Personal information
- Full name: Philip James Joslin
- Date of birth: 1 September 1916
- Place of birth: Kingsteignton, England
- Date of death: 31 January 1980 (aged 63)
- Height: 5 ft 9 in (1.75 m)
- Position(s): Goalkeeper

Senior career*
- Years: Team / Apps / (Gls)
- 1935–1948: Torquay United / 135 / (0)
- 1948–1951: Cardiff City / 108 / (0)
- Total:  / 243 / (0)

= Phil Joslin (footballer) =

English footballer

Philip James Joslin (1 September 1916 – 31 January 1980) was an English professional footballer who played as a goalkeeper. He made over 200 appearances in the Football League for Torquay United and Cardiff City before his career was ended in 1951 due to injury.

==Career==
Born in Kingsteignton, as a youngster Joslin was rejected by Plymouth Argyle after a trial and instead joined Torquay United in 1936 and was the first choice goalkeeper at the club up until the outbreak of World War II. During the war he served with the Royal Army Service Corps and often played for his division as a centre forward. During the war he also guested for London sides Arsenal, Fulham and Tottenham Hotpsur.

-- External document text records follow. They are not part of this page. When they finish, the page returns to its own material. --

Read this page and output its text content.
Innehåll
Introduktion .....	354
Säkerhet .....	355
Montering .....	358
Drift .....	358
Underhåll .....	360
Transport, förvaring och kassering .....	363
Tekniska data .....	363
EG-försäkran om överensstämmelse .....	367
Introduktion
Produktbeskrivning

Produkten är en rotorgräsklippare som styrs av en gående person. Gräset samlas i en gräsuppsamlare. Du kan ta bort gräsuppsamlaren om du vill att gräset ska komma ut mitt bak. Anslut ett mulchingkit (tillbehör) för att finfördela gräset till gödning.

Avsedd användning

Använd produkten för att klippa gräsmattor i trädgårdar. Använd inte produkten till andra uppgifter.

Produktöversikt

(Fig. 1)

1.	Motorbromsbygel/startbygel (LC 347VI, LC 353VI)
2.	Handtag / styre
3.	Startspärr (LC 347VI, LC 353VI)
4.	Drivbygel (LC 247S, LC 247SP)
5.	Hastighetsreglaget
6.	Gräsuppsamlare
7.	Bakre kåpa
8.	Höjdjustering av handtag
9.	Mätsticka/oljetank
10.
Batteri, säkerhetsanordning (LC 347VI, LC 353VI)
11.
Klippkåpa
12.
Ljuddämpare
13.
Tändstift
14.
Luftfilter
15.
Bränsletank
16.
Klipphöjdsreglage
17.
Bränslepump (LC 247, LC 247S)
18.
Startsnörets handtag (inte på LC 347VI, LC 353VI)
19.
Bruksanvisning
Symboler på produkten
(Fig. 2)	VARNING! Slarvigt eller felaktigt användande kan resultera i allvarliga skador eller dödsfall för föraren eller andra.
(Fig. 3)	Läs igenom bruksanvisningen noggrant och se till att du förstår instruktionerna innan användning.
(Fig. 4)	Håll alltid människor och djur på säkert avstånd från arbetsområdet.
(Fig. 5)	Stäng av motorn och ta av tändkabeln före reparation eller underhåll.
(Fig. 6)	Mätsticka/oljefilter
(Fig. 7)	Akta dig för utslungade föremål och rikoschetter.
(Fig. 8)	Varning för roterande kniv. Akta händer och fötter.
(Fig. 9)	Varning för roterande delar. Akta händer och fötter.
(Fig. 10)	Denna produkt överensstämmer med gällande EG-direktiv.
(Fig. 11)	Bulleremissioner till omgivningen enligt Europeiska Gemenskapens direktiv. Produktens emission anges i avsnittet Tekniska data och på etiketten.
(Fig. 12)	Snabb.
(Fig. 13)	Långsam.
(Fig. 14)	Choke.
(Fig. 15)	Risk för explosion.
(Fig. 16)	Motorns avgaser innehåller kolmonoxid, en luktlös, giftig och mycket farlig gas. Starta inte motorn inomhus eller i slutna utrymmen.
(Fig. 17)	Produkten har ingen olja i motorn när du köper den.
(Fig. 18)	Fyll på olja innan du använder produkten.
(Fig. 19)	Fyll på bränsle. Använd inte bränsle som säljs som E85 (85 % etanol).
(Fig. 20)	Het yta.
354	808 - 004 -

He returned to Torquay following the end of the war before signing for Cardiff City, who had first refusal on Torquay players at the time, in 1948 and kept fifteen clean sheets in thirty-eight league appearances in his first season. He remained the club's first choice for a further two seasons before his career was ended by injury in August 1951. Whilst playing in a pre-season public practice match for the club, he collided with centre-forward Wilf Grant, breaking his leg. Joslin never fully recovered from the injury and did not play professional football again.